Q.            C'est parce que l'élément de remboursement par la CSST, c'est un élément. Maintenant la façon dont vous allez gérer ses affectations et son travail, c'en est un autre, et c'est ça qui occupe la Cour aujourd'hui. L'élément de remboursement, monsieur le juge pourra déterminer si c'est ce qui est déterminant, mais ce qui nous importe, et c'est ce que j'essaie de comprendre, c'est de quelle nature était la relation entre l'employée et l'employeur à ce moment-là. Et ça semble être une nature qui était variable et qui variait selon les jours.

R.            Bien la relation est toujours la même, c'est une relation d'emploi avec une personne qui a droit d'être affectée mais qui a aussi droit d'être en retrait préventif si on n'a pas d'affectations qui respectent la sécurité à cause de son état de grossesse. Elle a ces deux droits-là. Elle a, à la fois, le droit de travailler à temps complet, être affectée à temps complet, mais elle a droit que si l'affectation qu'on aurait comporte des dangers, elle a le droit d'être en retrait préventif.

Q.            Hum, hum.

R.            Donc elle les a ces droits-là et c'est exactement la situation dans laquelle était madame Lachambre.

                                                                                                                                          (je souligne)

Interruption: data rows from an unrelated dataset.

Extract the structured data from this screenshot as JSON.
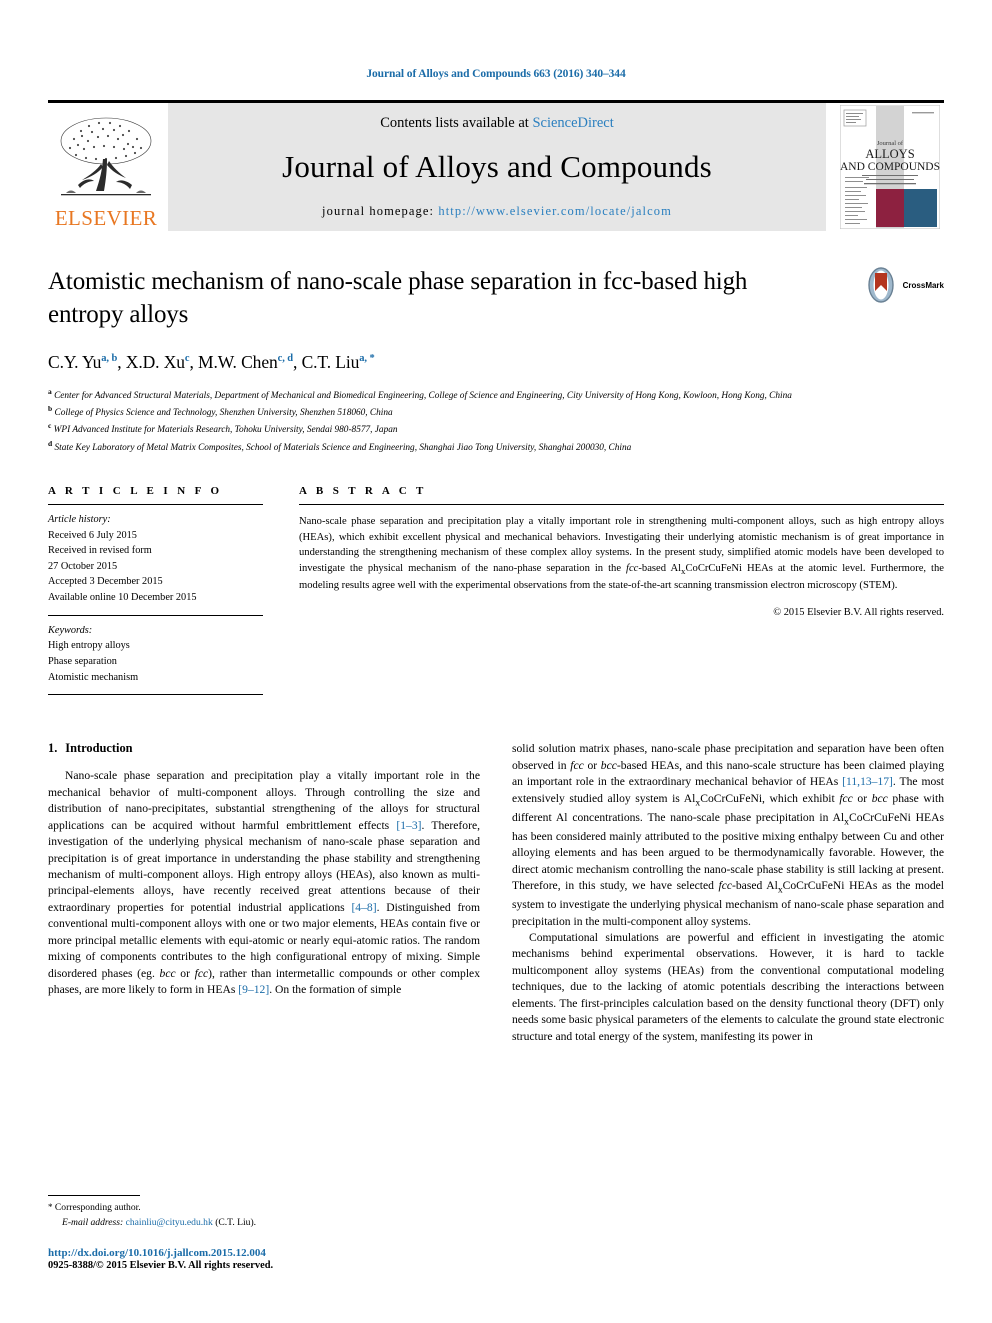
{
  "running_head": "Journal of Alloys and Compounds 663 (2016) 340–344",
  "masthead": {
    "contents_prefix": "Contents lists available at ",
    "sciencedirect": "ScienceDirect",
    "journal_title": "Journal of Alloys and Compounds",
    "homepage_prefix": "journal homepage: ",
    "homepage_url": "http://www.elsevier.com/locate/jalcom",
    "publisher_name": "ELSEVIER",
    "cover_lines": [
      "Journal of",
      "ALLOYS",
      "AND COMPOUNDS"
    ],
    "link_color": "#2a7fbf",
    "publisher_color": "#E87722"
  },
  "title": "Atomistic mechanism of nano-scale phase separation in fcc-based high entropy alloys",
  "crossmark": {
    "label": "CrossMark"
  },
  "authors": "C.Y. Yu a, b, X.D. Xu c, M.W. Chen c, d, C.T. Liu a, *",
  "author_list": [
    {
      "name": "C.Y. Yu",
      "marks": "a, b"
    },
    {
      "name": "X.D. Xu",
      "marks": "c"
    },
    {
      "name": "M.W. Chen",
      "marks": "c, d"
    },
    {
      "name": "C.T. Liu",
      "marks": "a, *"
    }
  ],
  "affiliations": [
    {
      "mark": "a",
      "text": "Center for Advanced Structural Materials, Department of Mechanical and Biomedical Engineering, College of Science and Engineering, City University of Hong Kong, Kowloon, Hong Kong, China"
    },
    {
      "mark": "b",
      "text": "College of Physics Science and Technology, Shenzhen University, Shenzhen 518060, China"
    },
    {
      "mark": "c",
      "text": "WPI Advanced Institute for Materials Research, Tohoku University, Sendai 980-8577, Japan"
    },
    {
      "mark": "d",
      "text": "State Key Laboratory of Metal Matrix Composites, School of Materials Science and Engineering, Shanghai Jiao Tong University, Shanghai 200030, China"
    }
  ],
  "article_info": {
    "heading": "A R T I C L E   I N F O",
    "history_label": "Article history:",
    "history": [
      "Received 6 July 2015",
      "Received in revised form",
      "27 October 2015",
      "Accepted 3 December 2015",
      "Available online 10 December 2015"
    ],
    "keywords_label": "Keywords:",
    "keywords": [
      "High entropy alloys",
      "Phase separation",
      "Atomistic mechanism"
    ]
  },
  "abstract": {
    "heading": "A B S T R A C T",
    "text_part1": "Nano-scale phase separation and precipitation play a vitally important role in strengthening multi-component alloys, such as high entropy alloys (HEAs), which exhibit excellent physical and mechanical behaviors. Investigating their underlying atomistic mechanism is of great importance in understanding the strengthening mechanism of these complex alloy systems. In the present study, simplified atomic models have been developed to investigate the physical mechanism of the nano-phase separation in the ",
    "italic_fcc": "fcc",
    "text_part2": "-based Al",
    "sub_x": "x",
    "text_part3": "CoCrCuFeNi HEAs at the atomic level. Furthermore, the modeling results agree well with the experimental observations from the state-of-the-art scanning transmission electron microscopy (STEM).",
    "copyright": "© 2015 Elsevier B.V. All rights reserved."
  },
  "introduction": {
    "number": "1.",
    "heading": "Introduction",
    "col_left": {
      "p1_a": "Nano-scale phase separation and precipitation play a vitally important role in the mechanical behavior of multi-component alloys. Through controlling the size and distribution of nano-precipitates, substantial strengthening of the alloys for structural applications can be acquired without harmful embrittlement effects ",
      "ref1": "[1–3]",
      "p1_b": ". Therefore, investigation of the underlying physical mechanism of nano-scale phase separation and precipitation is of great importance in understanding the phase stability and strengthening mechanism of multi-component alloys. High entropy alloys (HEAs), also known as multi-principal-elements alloys, have recently received great attentions because of their extraordinary properties for potential industrial applications ",
      "ref2": "[4–8]",
      "p1_c": ". Distinguished from conventional multi-component alloys with one or two major elements, HEAs contain five or more principal metallic elements with equi-atomic or nearly equi-atomic ratios. The random mixing of components contributes to the high configurational entropy of mixing. Simple disordered phases (eg. ",
      "it_bcc": "bcc",
      "p1_d": " or ",
      "it_fcc": "fcc",
      "p1_e": "), rather than intermetallic compounds or other complex phases, are more likely to form in HEAs ",
      "ref3": "[9–12]",
      "p1_f": ". On the formation of simple"
    },
    "col_right": {
      "p1_a": "solid solution matrix phases, nano-scale phase precipitation and separation have been often observed in ",
      "it_fcc1": "fcc",
      "p1_b": " or ",
      "it_bcc1": "bcc",
      "p1_c": "-based HEAs, and this nano-scale structure has been claimed playing an important role in the extraordinary mechanical behavior of HEAs ",
      "ref1": "[11,13–17]",
      "p1_d": ". The most extensively studied alloy system is Al",
      "sub_x1": "x",
      "p1_e": "CoCrCuFeNi, which exhibit ",
      "it_fcc2": "fcc",
      "p1_f": " or ",
      "it_bcc2": "bcc",
      "p1_g": " phase with different Al concentrations. The nano-scale phase precipitation in Al",
      "sub_x2": "x",
      "p1_h": "CoCrCuFeNi HEAs has been considered mainly attributed to the positive mixing enthalpy between Cu and other alloying elements and has been argued to be thermodynamically favorable. However, the direct atomic mechanism controlling the nano-scale phase stability is still lacking at present. Therefore, in this study, we have selected ",
      "it_fcc3": "fcc",
      "p1_i": "-based Al",
      "sub_x3": "x",
      "p1_j": "CoCrCuFeNi HEAs as the model system to investigate the underlying physical mechanism of nano-scale phase separation and precipitation in the multi-component alloy systems.",
      "p2": "Computational simulations are powerful and efficient in investigating the atomic mechanisms behind experimental observations. However, it is hard to tackle multicomponent alloy systems (HEAs) from the conventional computational modeling techniques, due to the lacking of atomic potentials describing the interactions between elements. The first-principles calculation based on the density functional theory (DFT) only needs some basic physical parameters of the elements to calculate the ground state electronic structure and total energy of the system, manifesting its power in"
    }
  },
  "footnote": {
    "star": "*",
    "corresponding": "Corresponding author.",
    "email_label": "E-mail address:",
    "email": "chainliu@cityu.edu.hk",
    "email_owner": "(C.T. Liu).",
    "doi": "http://dx.doi.org/10.1016/j.jallcom.2015.12.004",
    "issn": "0925-8388/© 2015 Elsevier B.V. All rights reserved."
  }
}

En somme, lorsque la demanderesse n'a pu offrir à ses deux employées un travail qui respectait les exigences de sécurité que commandait leur grossesse, les deux employées se sont prévalues de leur droit à un congé spécial en vertu de leur Convention, lequel correspondait à un retrait préventif en vertu de la LSST : ibidem, page 482. Ce droit s'est exercé au jour le jour comme le permet la clause 20.21 de la Convention, selon la disponibilité des tâches, dans le contexte d'une affectation à temps plein pour Mme Lachambre et à temps partiel pour Mme Trudel.

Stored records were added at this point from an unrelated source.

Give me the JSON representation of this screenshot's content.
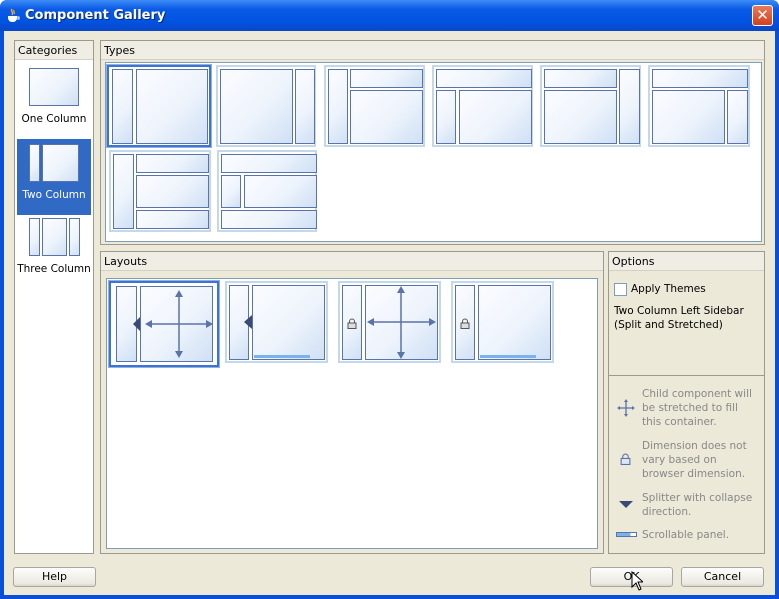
{
  "window": {
    "title": "Component Gallery",
    "close_icon": "close-icon"
  },
  "categories": {
    "header": "Categories",
    "items": [
      {
        "label": "One Column",
        "selected": false
      },
      {
        "label": "Two Column",
        "selected": true
      },
      {
        "label": "Three Column",
        "selected": false
      }
    ]
  },
  "types": {
    "header": "Types",
    "items": [
      {
        "name": "left-sidebar",
        "selected": true
      },
      {
        "name": "right-sidebar",
        "selected": false
      },
      {
        "name": "left-sidebar-top-header",
        "selected": false
      },
      {
        "name": "top-header-left-sidebar",
        "selected": false
      },
      {
        "name": "top-header-right-sidebar",
        "selected": false
      },
      {
        "name": "top-header-right-sidebar-full",
        "selected": false
      },
      {
        "name": "left-sidebar-header-footer",
        "selected": false
      },
      {
        "name": "header-left-sidebar-footer",
        "selected": false
      }
    ]
  },
  "layouts": {
    "header": "Layouts",
    "items": [
      {
        "name": "split-stretched",
        "selected": true
      },
      {
        "name": "split-scrollable",
        "selected": false
      },
      {
        "name": "fixed-stretched",
        "selected": false
      },
      {
        "name": "fixed-scrollable",
        "selected": false
      }
    ]
  },
  "options": {
    "header": "Options",
    "apply_themes_label": "Apply Themes",
    "apply_themes_checked": false,
    "description": "Two Column Left Sidebar (Split and Stretched)"
  },
  "legend": [
    {
      "icon": "stretch-arrows-icon",
      "text": "Child component will be stretched to fill this container."
    },
    {
      "icon": "lock-icon",
      "text": "Dimension does not vary based on browser dimension."
    },
    {
      "icon": "splitter-icon",
      "text": "Splitter with collapse direction."
    },
    {
      "icon": "scrollbar-icon",
      "text": "Scrollable panel."
    }
  ],
  "buttons": {
    "help": "Help",
    "ok": "OK",
    "cancel": "Cancel"
  }
}
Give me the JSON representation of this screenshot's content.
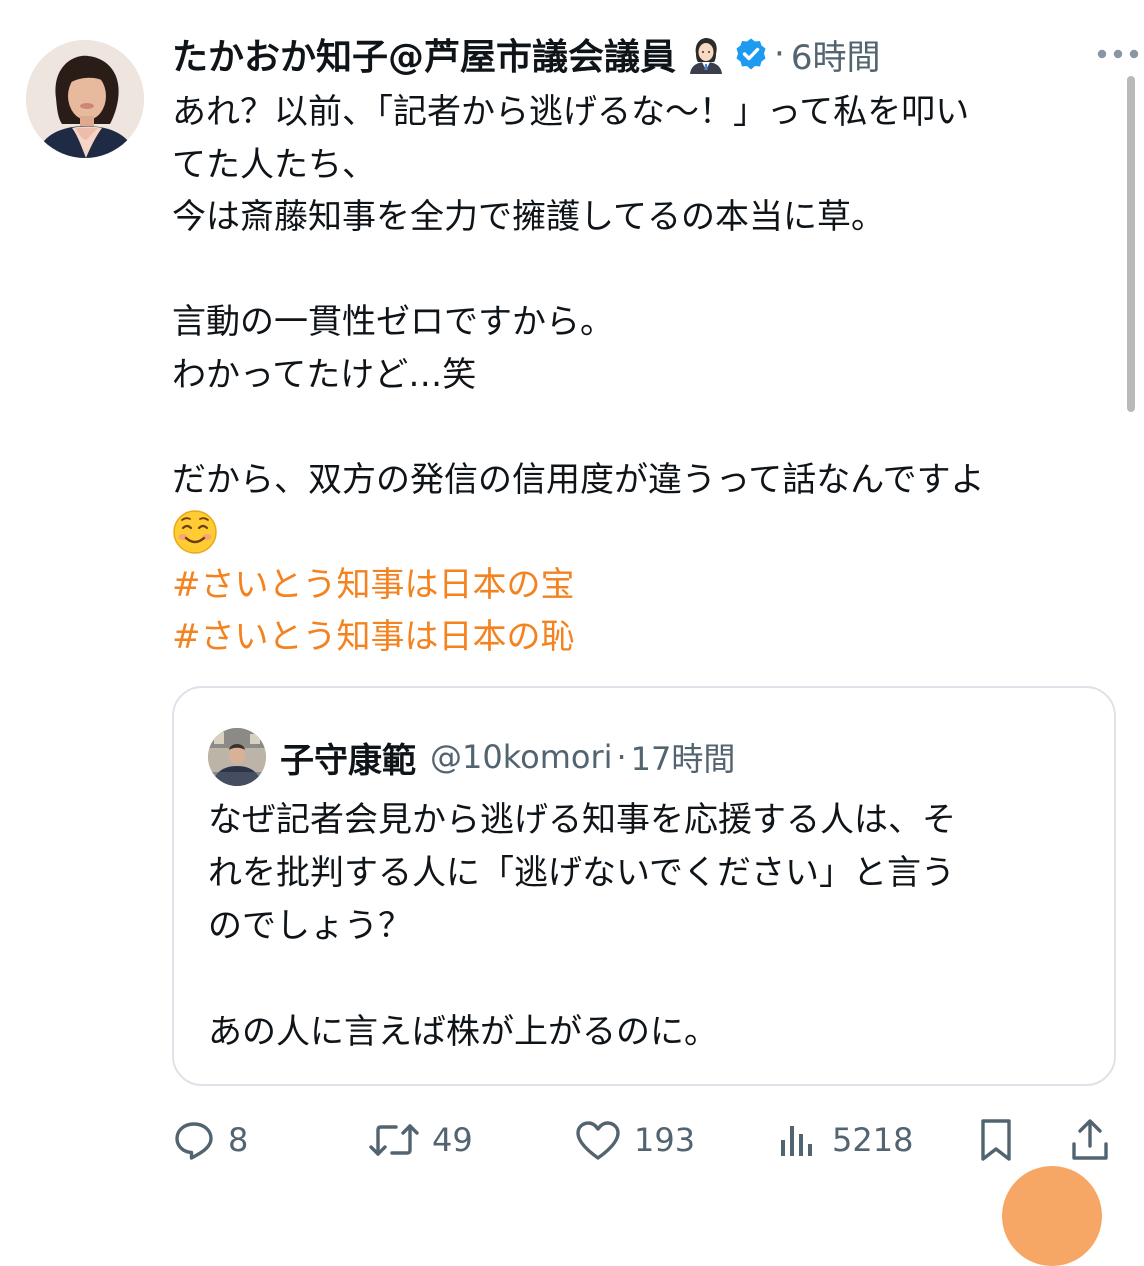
{
  "tweet": {
    "display_name": "たかおか知子@芦屋市議会議員",
    "role_emoji": "office-worker-woman-emoji",
    "verified_icon": "verified-badge-icon",
    "separator": "·",
    "timestamp": "6時間",
    "body_lines": [
      "あれ？以前、「記者から逃げるな〜！」って私を叩い",
      "てた人たち、",
      "今は斎藤知事を全力で擁護してるの本当に草。",
      "",
      "言動の一貫性ゼロですから。",
      "わかってたけど…笑",
      "",
      "だから、双方の発信の信用度が違うって話なんですよ"
    ],
    "emoji": "smiling-face-emoji",
    "hashtags": [
      "#さいとう知事は日本の宝",
      "#さいとう知事は日本の恥"
    ]
  },
  "quote": {
    "display_name": "子守康範",
    "handle": "@10komori",
    "separator": "·",
    "timestamp": "17時間",
    "body_lines": [
      "なぜ記者会見から逃げる知事を応援する人は、そ",
      "れを批判する人に「逃げないでください」と言う",
      "のでしょう？",
      "",
      "あの人に言えば株が上がるのに。"
    ]
  },
  "actions": {
    "reply": {
      "icon": "reply-icon",
      "count": "8"
    },
    "retweet": {
      "icon": "retweet-icon",
      "count": "49"
    },
    "like": {
      "icon": "heart-icon",
      "count": "193"
    },
    "views": {
      "icon": "views-icon",
      "count": "5218"
    },
    "bookmark": {
      "icon": "bookmark-icon"
    },
    "share": {
      "icon": "share-icon"
    }
  },
  "colors": {
    "text": "#0f1419",
    "secondary": "#536471",
    "hashtag": "#f3821f",
    "verified": "#1d9bf0",
    "border": "#dde3e8",
    "fab": "#f7a765"
  }
}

[22]            La question de l'admissibilité des deux employées à l'indemnité de remplacement du revenu fut déterminée par la CSST et le mérite de cette décision n'est pas devant nous. En d'autres termes, il appartenait à la CSST de déterminer en vertu de sa loi constitutive si les deux employées avaient exercé un droit de retrait préventif donnant ouverture à l'indemnité de remplacement. Les montants ne sont pas en cause non plus que le fait que la CSST ait remboursé la demanderesse. Également, ne sont pas en litige les montants payés par la demanderesse pour les cinq premiers jours avant que le droit au retrait préventif ne puisse être exercé. Seule nous concerne la question suivante : les montants versés initialement par l'employeur aux deux employées en retrait préventif et, par la suite, remboursés par un tiers assureur (la CSST) constituent-ils de la rémunération assurable?

[23]            Avec respect, je crois que les courts motifs fournis par le juge au soutien de sa conclusion qu'il s'agissait d'une rémunération assurable ne supportent pas celle-ci.


[24]            Premièrement, que les deux employées aient été aptes à fournir un certain travail, je crois, ne fait aucun doute. Mais ce constat n'aide aucunement à qualifier la nature juridique des montants qu'elles ont reçus. En fait, il ignore totalement l'existence d'un droit de retrait préventif conféré aux deux employées, l'exercice par ces dernières de ce droit et l'impact juridique qui découle de cet exercice sur la nature et le statut des montants qui ont été versés en conséquence de cet exercice. Bref, la disponibilité et l'aptitude au travail des deux employées demeurent des faits pertinents, mais qui ne sont pas vraiment utiles dans la détermination de la question en litige.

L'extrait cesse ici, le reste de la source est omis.